Each player drafted will be outfitted with a lid when greeting
Commissioner David Stern (NBA)....Nintendo of America announced
they will not attend January's Winter Consumer Electronics Show
in Las Vegas, and instead participate in the Interactive Digital
Software Association in L.A. in May.  Nintendo is "generally one
of the larger exhibitors at the Las Vegas show" (AD AGE ONLINE,
6/14).... McCann-Erickson forecaster Bob Coen believes U.S. ad
spending will rise 7.9% to $161.86B in '95.  Looking ahead to '96
he said the Atlanta Games and the Presidential election would
contribute to an 8% gain to close to $175B (AD AGE ONLINE,
6/14)....Holiday Inn today opens a World Wide Web site that links
users directly to their reservations system (AD AGE ONLINE,
6/14)....Little Caesars goes national soon with its push into the
home delivery business (WALL STREET JOURNAL, 6/14)....MLB is
trying to help businesses owned by minorities and women "get in
on" All-Star Game merchandising.  Qualifying businesses can
compete to sell official merchandise without going through the
"time-consuming application process."  MLBP Licensing Supervisor
Diedra Varona:  "It's just basically to open up our doors to
these vendors, give them the opportunity to work for baseball"

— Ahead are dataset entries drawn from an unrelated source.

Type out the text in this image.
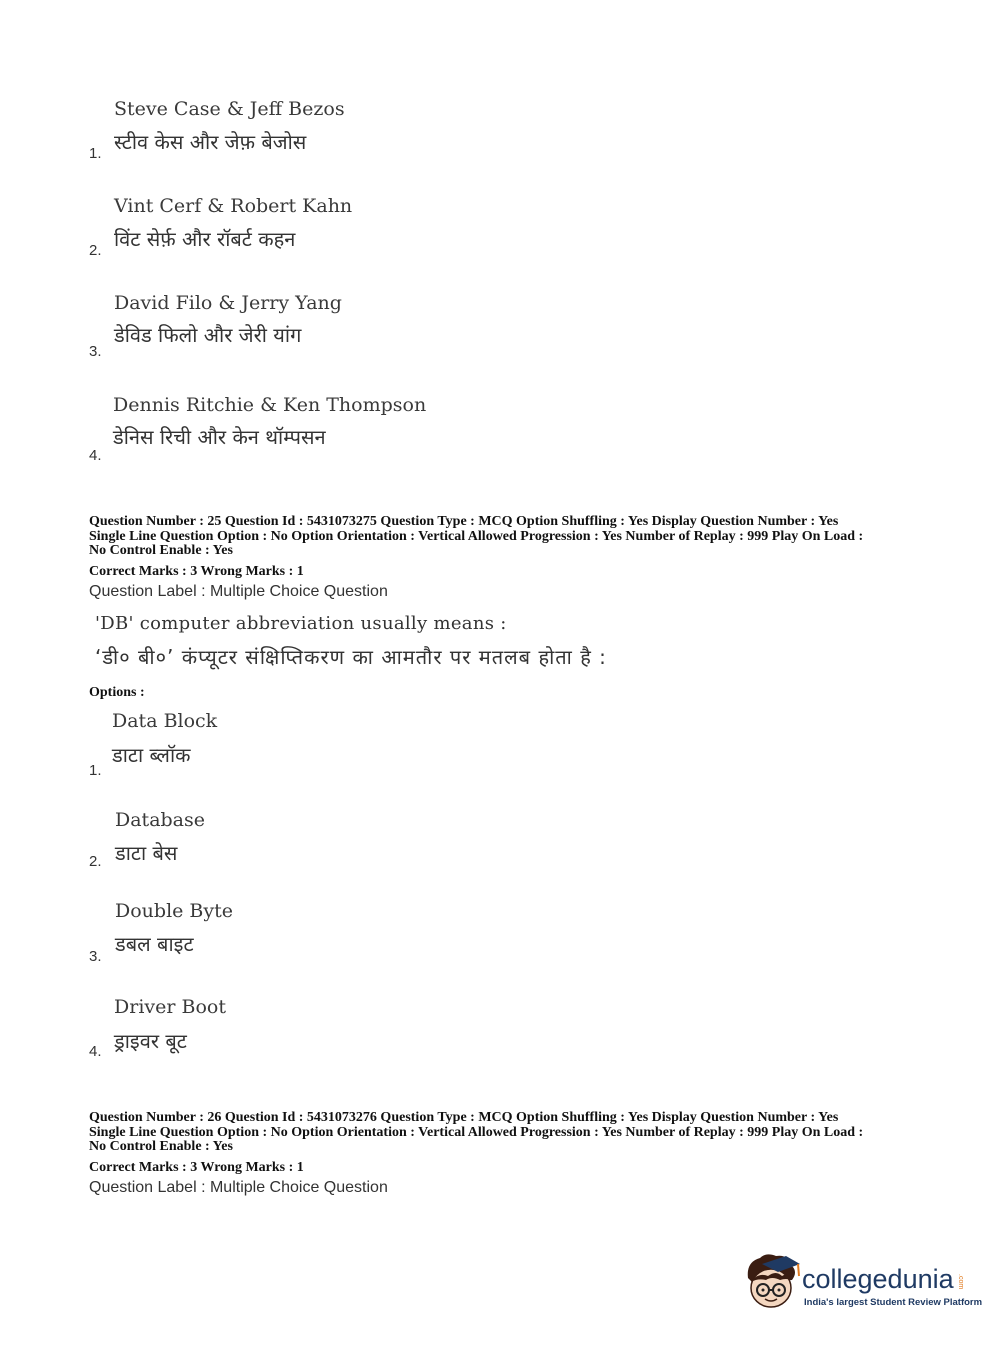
Steve Case & Jeff Bezos
स्टीव केस और जेफ़ बेजोस
1.
Vint Cerf & Robert Kahn
विंट सेर्फ़ और रॉबर्ट कहन
2.
David Filo & Jerry Yang
डेविड फिलो और जेरी यांग
3.
Dennis Ritchie & Ken Thompson
डेनिस रिची और केन थॉम्पसन
4.
Question Number : 25 Question Id : 5431073275 Question Type : MCQ Option Shuffling : Yes Display Question Number : Yes
Single Line Question Option : No Option Orientation : Vertical Allowed Progression : Yes Number of Replay : 999 Play On Load :
No Control Enable : Yes
Correct Marks : 3 Wrong Marks : 1
Question Label : Multiple Choice Question
'DB' computer abbreviation usually means :
‘डी० बी०’ कंप्यूटर संक्षिप्तिकरण का आमतौर पर मतलब होता है :
Options :
Data Block
डाटा ब्लॉक
1.
Database
डाटा बेस
2.
Double Byte
डबल बाइट
3.
Driver Boot
ड्राइवर बूट
4.
Question Number : 26 Question Id : 5431073276 Question Type : MCQ Option Shuffling : Yes Display Question Number : Yes
Single Line Question Option : No Option Orientation : Vertical Allowed Progression : Yes Number of Replay : 999 Play On Load :
No Control Enable : Yes
Correct Marks : 3 Wrong Marks : 1
Question Label : Multiple Choice Question
collegedunia .com
India's largest Student Review Platform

(FORT WORTH STAR TELEGRAM, 6/14).... Kareem Abdul-Jabbar kicked
off the '95 Bank of America Jammin' Hoops Camp program while
announcing the program's expansion into six western states.  Each
camp has instruction from current and former NBA players
encouraging students to stay in school, and off drugs (Bank of
America).

     Despite the work stoppages in two sports, sales of sports
logo clothing increased 1% to $2.57B in '94, up from $2.55B the
previous year, according to a report from the National Sporting
Goods Association.  The boost was due to a 19% growth in consumer
purchases of logo clothing for "other sports" and a 4% increase
in the purchase of "school logo" clothing.  This gain helped
offset the more than 5% decline in sales of logo clothing from
MLB, NBA, NFL, and NHL.  Tom Doyle, Dir of Information and
Research at NSGA, expects "modest growth" in '95, but believes it
"may take another year for the market to regain the momentum of
two years ago."  The four majors saw declines in every category
in '94, while jackets, t-shirts and hats in the "school" category
showed the largest increases.  "Other" sport logos include
celebrities and pro logos other than MLB, NBA, NHL, and NFL.
"School" includes high school and college (NSGA).
          FOOTWEAR FAILS TO MOVE FORWARD:  NSGA also reports that
     a decline in average prices for almost all athletic and
     sport footwear kept retail sales unchanged from '93, at
     $7.8B.  The largest increases were in sports sandals
     (+106%), hiking shoes (47%), and cross training shoes
     (+25%).  "Walking shoes" saw sales decline 5% (NSGA).
          NEVER LEAVE HOME WITHOUT NASCAR:  NASCAR Properties
     will be featured at the NSGA World Sports Expo '95, to be
     held July 16-18 in Chicago, where patrons will be able to
     see some of the newest NASCAR licensed products, and ask
     questions to NASCAR licensees (NSGA).